While his former One Direction bandmates get weird and/or sexy, Horan takes the Mumford and Sons route and takes on the guise of an acoustic balladeer

Its been a significant week for fans of former pop group Goliath One Direction. First Another Man magazine revealed its three separate covers for their latest issue, each of which features Harry Styles styled magnificently: as a 60s sweetheart, an androgynous, choker-clad model, a fluffy jumper-wearing boy next door (also in a choker, or possibly on a leash). Now, on the opposite end of the artistic spectrum is the debut single from Niall Horan, produced by Greg Kurstin, who has worked with Adele and Sia, and co-written by songwriters Jamie Scott, Mike Needle and Daniel Bryer, all of which penned tracks for Horans former boyband.

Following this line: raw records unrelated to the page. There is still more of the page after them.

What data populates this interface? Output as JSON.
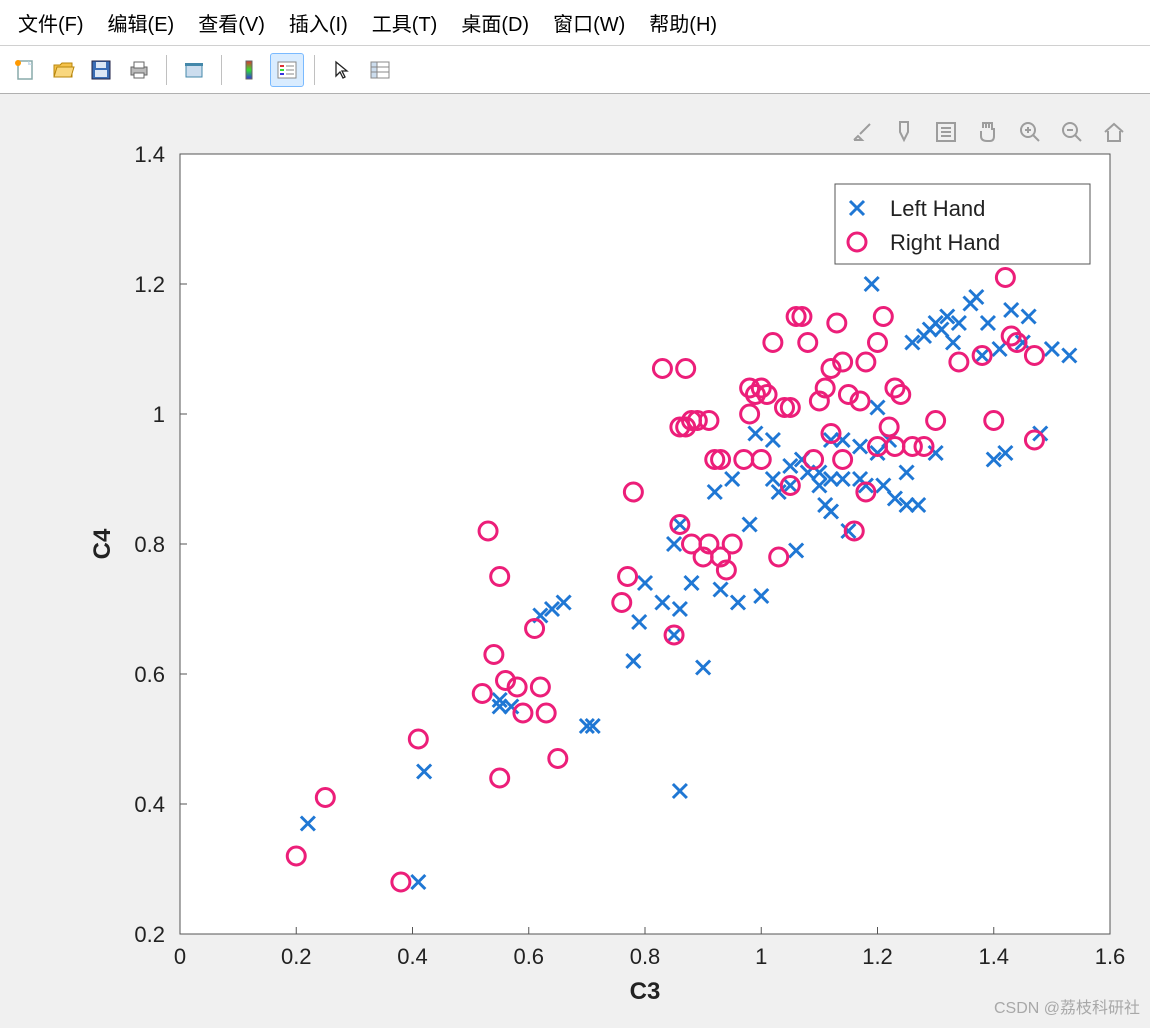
{
  "menu": {
    "items": [
      "文件(F)",
      "编辑(E)",
      "查看(V)",
      "插入(I)",
      "工具(T)",
      "桌面(D)",
      "窗口(W)",
      "帮助(H)"
    ]
  },
  "toolbar_icons": [
    "new-file-icon",
    "open-folder-icon",
    "save-icon",
    "print-icon",
    "print-preview-icon",
    "colorbar-icon",
    "legend-icon",
    "cursor-icon",
    "data-tips-icon"
  ],
  "axes_toolbar_icons": [
    "brush-icon",
    "pencil-icon",
    "notes-icon",
    "pan-icon",
    "zoom-in-icon",
    "zoom-out-icon",
    "home-icon"
  ],
  "chart_data": {
    "type": "scatter",
    "xlabel": "C3",
    "ylabel": "C4",
    "xlim": [
      0,
      1.6
    ],
    "ylim": [
      0.2,
      1.4
    ],
    "xticks": [
      0,
      0.2,
      0.4,
      0.6,
      0.8,
      1.0,
      1.2,
      1.4,
      1.6
    ],
    "yticks": [
      0.2,
      0.4,
      0.6,
      0.8,
      1.0,
      1.2,
      1.4
    ],
    "legend": {
      "position": "northeast",
      "entries": [
        "Left Hand",
        "Right Hand"
      ]
    },
    "series": [
      {
        "name": "Left Hand",
        "marker": "x",
        "color": "#1f77d4",
        "points": [
          [
            0.22,
            0.37
          ],
          [
            0.41,
            0.28
          ],
          [
            0.42,
            0.45
          ],
          [
            0.55,
            0.56
          ],
          [
            0.55,
            0.55
          ],
          [
            0.57,
            0.55
          ],
          [
            0.62,
            0.69
          ],
          [
            0.64,
            0.7
          ],
          [
            0.66,
            0.71
          ],
          [
            0.7,
            0.52
          ],
          [
            0.71,
            0.52
          ],
          [
            0.78,
            0.62
          ],
          [
            0.79,
            0.68
          ],
          [
            0.8,
            0.74
          ],
          [
            0.83,
            0.71
          ],
          [
            0.85,
            0.8
          ],
          [
            0.85,
            0.66
          ],
          [
            0.86,
            0.7
          ],
          [
            0.86,
            0.83
          ],
          [
            0.86,
            0.42
          ],
          [
            0.88,
            0.74
          ],
          [
            0.9,
            0.61
          ],
          [
            0.92,
            0.88
          ],
          [
            0.93,
            0.73
          ],
          [
            0.95,
            0.9
          ],
          [
            0.96,
            0.71
          ],
          [
            0.98,
            0.83
          ],
          [
            0.99,
            0.97
          ],
          [
            1.0,
            0.72
          ],
          [
            1.02,
            0.96
          ],
          [
            1.02,
            0.9
          ],
          [
            1.03,
            0.88
          ],
          [
            1.05,
            0.92
          ],
          [
            1.05,
            0.89
          ],
          [
            1.06,
            0.79
          ],
          [
            1.07,
            0.93
          ],
          [
            1.08,
            0.91
          ],
          [
            1.1,
            0.91
          ],
          [
            1.1,
            0.89
          ],
          [
            1.11,
            0.86
          ],
          [
            1.12,
            0.96
          ],
          [
            1.12,
            0.9
          ],
          [
            1.12,
            0.85
          ],
          [
            1.14,
            0.96
          ],
          [
            1.14,
            0.9
          ],
          [
            1.15,
            0.82
          ],
          [
            1.17,
            0.95
          ],
          [
            1.17,
            0.9
          ],
          [
            1.18,
            0.89
          ],
          [
            1.19,
            1.2
          ],
          [
            1.2,
            1.01
          ],
          [
            1.2,
            0.94
          ],
          [
            1.21,
            0.89
          ],
          [
            1.22,
            0.96
          ],
          [
            1.23,
            0.87
          ],
          [
            1.25,
            0.91
          ],
          [
            1.25,
            0.86
          ],
          [
            1.26,
            1.11
          ],
          [
            1.27,
            0.86
          ],
          [
            1.28,
            1.12
          ],
          [
            1.29,
            1.13
          ],
          [
            1.3,
            1.14
          ],
          [
            1.3,
            0.94
          ],
          [
            1.31,
            1.13
          ],
          [
            1.32,
            1.15
          ],
          [
            1.33,
            1.11
          ],
          [
            1.34,
            1.14
          ],
          [
            1.36,
            1.17
          ],
          [
            1.37,
            1.18
          ],
          [
            1.38,
            1.09
          ],
          [
            1.39,
            1.14
          ],
          [
            1.4,
            0.93
          ],
          [
            1.41,
            1.1
          ],
          [
            1.42,
            0.94
          ],
          [
            1.43,
            1.16
          ],
          [
            1.45,
            1.11
          ],
          [
            1.46,
            1.15
          ],
          [
            1.48,
            0.97
          ],
          [
            1.5,
            1.1
          ],
          [
            1.53,
            1.09
          ]
        ]
      },
      {
        "name": "Right Hand",
        "marker": "o",
        "color": "#ec1e79",
        "points": [
          [
            0.2,
            0.32
          ],
          [
            0.25,
            0.41
          ],
          [
            0.38,
            0.28
          ],
          [
            0.41,
            0.5
          ],
          [
            0.52,
            0.57
          ],
          [
            0.53,
            0.82
          ],
          [
            0.54,
            0.63
          ],
          [
            0.55,
            0.44
          ],
          [
            0.55,
            0.75
          ],
          [
            0.56,
            0.59
          ],
          [
            0.58,
            0.58
          ],
          [
            0.59,
            0.54
          ],
          [
            0.61,
            0.67
          ],
          [
            0.62,
            0.58
          ],
          [
            0.63,
            0.54
          ],
          [
            0.65,
            0.47
          ],
          [
            0.76,
            0.71
          ],
          [
            0.77,
            0.75
          ],
          [
            0.78,
            0.88
          ],
          [
            0.83,
            1.07
          ],
          [
            0.85,
            0.66
          ],
          [
            0.86,
            0.98
          ],
          [
            0.86,
            0.83
          ],
          [
            0.87,
            0.98
          ],
          [
            0.87,
            1.07
          ],
          [
            0.88,
            0.8
          ],
          [
            0.88,
            0.99
          ],
          [
            0.89,
            0.99
          ],
          [
            0.9,
            0.78
          ],
          [
            0.91,
            0.99
          ],
          [
            0.91,
            0.8
          ],
          [
            0.92,
            0.93
          ],
          [
            0.93,
            0.93
          ],
          [
            0.93,
            0.78
          ],
          [
            0.94,
            0.76
          ],
          [
            0.95,
            0.8
          ],
          [
            0.97,
            0.93
          ],
          [
            0.98,
            1.04
          ],
          [
            0.98,
            1.0
          ],
          [
            0.99,
            1.03
          ],
          [
            1.0,
            1.04
          ],
          [
            1.0,
            0.93
          ],
          [
            1.01,
            1.03
          ],
          [
            1.02,
            1.11
          ],
          [
            1.03,
            0.78
          ],
          [
            1.04,
            1.01
          ],
          [
            1.05,
            1.01
          ],
          [
            1.05,
            0.89
          ],
          [
            1.06,
            1.15
          ],
          [
            1.07,
            1.15
          ],
          [
            1.08,
            1.11
          ],
          [
            1.09,
            0.93
          ],
          [
            1.1,
            1.02
          ],
          [
            1.11,
            1.04
          ],
          [
            1.12,
            1.07
          ],
          [
            1.12,
            0.97
          ],
          [
            1.13,
            1.14
          ],
          [
            1.14,
            1.08
          ],
          [
            1.14,
            0.93
          ],
          [
            1.15,
            1.03
          ],
          [
            1.16,
            0.82
          ],
          [
            1.17,
            1.02
          ],
          [
            1.18,
            1.08
          ],
          [
            1.18,
            0.88
          ],
          [
            1.2,
            1.11
          ],
          [
            1.2,
            0.95
          ],
          [
            1.21,
            1.15
          ],
          [
            1.22,
            0.98
          ],
          [
            1.23,
            1.04
          ],
          [
            1.23,
            0.95
          ],
          [
            1.24,
            1.03
          ],
          [
            1.26,
            0.95
          ],
          [
            1.28,
            0.95
          ],
          [
            1.3,
            0.99
          ],
          [
            1.34,
            1.08
          ],
          [
            1.38,
            1.09
          ],
          [
            1.4,
            0.99
          ],
          [
            1.42,
            1.21
          ],
          [
            1.43,
            1.12
          ],
          [
            1.44,
            1.11
          ],
          [
            1.47,
            1.09
          ],
          [
            1.47,
            0.96
          ]
        ]
      }
    ]
  },
  "watermark": "CSDN @荔枝科研社"
}
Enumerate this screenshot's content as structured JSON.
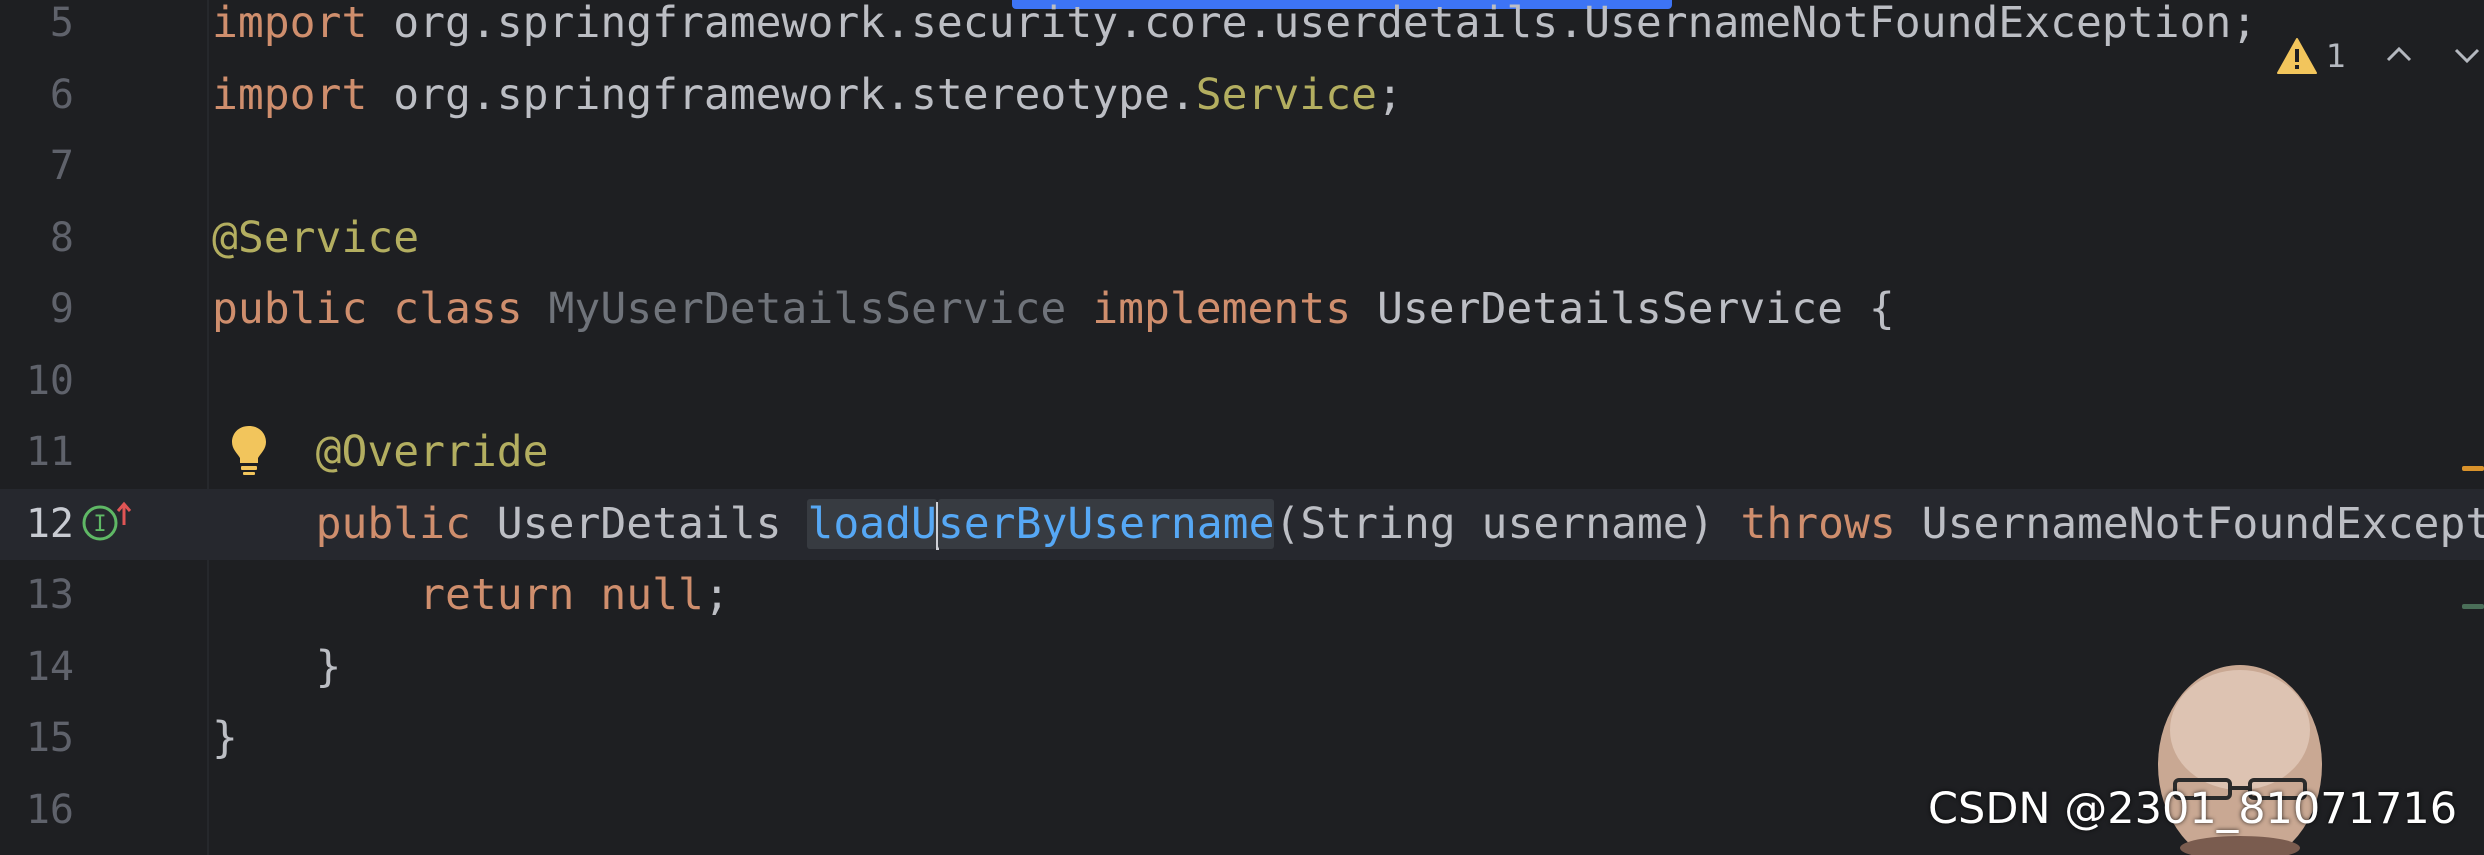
{
  "editor": {
    "lines": [
      {
        "number": "5",
        "tokens": [
          {
            "t": "import",
            "c": "kw"
          },
          {
            "t": " org.springframework.security.core.userdetails.UsernameNotFoundException;",
            "c": "cls"
          }
        ]
      },
      {
        "number": "6",
        "tokens": [
          {
            "t": "import",
            "c": "kw"
          },
          {
            "t": " org.springframework.stereotype.",
            "c": "cls"
          },
          {
            "t": "Service",
            "c": "ann"
          },
          {
            "t": ";",
            "c": "cls"
          }
        ]
      },
      {
        "number": "7",
        "tokens": []
      },
      {
        "number": "8",
        "tokens": [
          {
            "t": "@Service",
            "c": "ann"
          }
        ]
      },
      {
        "number": "9",
        "tokens": [
          {
            "t": "public class ",
            "c": "kw"
          },
          {
            "t": "MyUserDetailsService",
            "c": "unused"
          },
          {
            "t": " ",
            "c": "cls"
          },
          {
            "t": "implements",
            "c": "kw"
          },
          {
            "t": " UserDetailsService {",
            "c": "cls"
          }
        ]
      },
      {
        "number": "10",
        "tokens": []
      },
      {
        "number": "11",
        "tokens": [
          {
            "t": "    ",
            "c": "cls"
          },
          {
            "t": "@Override",
            "c": "ann"
          }
        ]
      },
      {
        "number": "12",
        "current": true,
        "tokens": [
          {
            "t": "    ",
            "c": "cls"
          },
          {
            "t": "public",
            "c": "kw"
          },
          {
            "t": " UserDetails ",
            "c": "cls"
          },
          {
            "t": "loadU",
            "c": "method"
          },
          {
            "t": "",
            "c": "caret"
          },
          {
            "t": "serByUsername",
            "c": "method"
          },
          {
            "t": "(String username) ",
            "c": "cls"
          },
          {
            "t": "throws",
            "c": "kw"
          },
          {
            "t": " UsernameNotFoundException {",
            "c": "cls"
          }
        ]
      },
      {
        "number": "13",
        "tokens": [
          {
            "t": "        ",
            "c": "cls"
          },
          {
            "t": "return null",
            "c": "kw"
          },
          {
            "t": ";",
            "c": "cls"
          }
        ]
      },
      {
        "number": "14",
        "tokens": [
          {
            "t": "    }",
            "c": "cls"
          }
        ]
      },
      {
        "number": "15",
        "tokens": [
          {
            "t": "}",
            "c": "cls"
          }
        ]
      },
      {
        "number": "16",
        "tokens": []
      }
    ]
  },
  "inspection_widget": {
    "warning_count": "1",
    "icons": [
      "warning-icon",
      "chevron-up-icon",
      "chevron-down-icon"
    ]
  },
  "gutter_icons": [
    "intention-bulb-icon",
    "implements-method-icon"
  ],
  "watermark": {
    "text": "CSDN @2301_81071716"
  },
  "colors": {
    "background": "#1e1f22",
    "keyword": "#cf8e6d",
    "annotation": "#b3ae60",
    "method": "#56a8f5",
    "text": "#bcbec4",
    "unused": "#6f737a",
    "scroll_indicator": "#3d74f5"
  }
}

It takes lot of blokes sat in a studio to channel simplicity and sincerity so authentically.

Given the weight of expectation surrounding each of the boyband members careers, their opening offering has to quickly define their intentions. While Zayn Maliks Pillowtalk ensured that his music would be very much aligned with the current crop of moody modern R&B stars and also hammered home the fact that, as a grownup with a beard, he frequently enjoys sexual intercourse Horans This Town instead promotes his guise as an acoustic balladeer. In all honesty this is no surprise, Horan has been hauling around his acoustic guitar for many years; since when Mumford and Sons gravelly, wholesome aesthetic became the blueprint for all pop music. Their legacy lives on; and even X Factor contestants can be seen arriving at auditions with their guitars and self-penned songs. Seven thousand series into the show and its judges are still staggered at the concept of someone capable of strumming an instrument.

So to reinforce the earnestness of his new direction, Horan, who has signed a deal with Universal, has released a black and white live video thus reinforcing the authenticity of his future career as a credible artist with skills beyond being adorable. Theres something oddly old fashioned about his approach even if its reference points are more set in 2014 acoustic era rather than the 1960s. Even Sheeran, who brought the one man busk to Wembley arena, tends to play with the boundaries of the singer-songwriter genre. This Town, however, is haunted in part by the classic stripped-back storytelling of James Taylor, but mainly echoes the sound of every hard grafting pub singer across the planet.

Perhaps This Town is a slight misfire, or just a suggestion of whats to come. But its likely there are more ambitious forces at work. The modern music world can be discombobulating for those opposed to gender fluid pop stars or auto-tuned trap. At a time of political and societal upheaval perhaps this is what the people want: theres safety in a an acoustic ballad, the stagnant dregs of the past.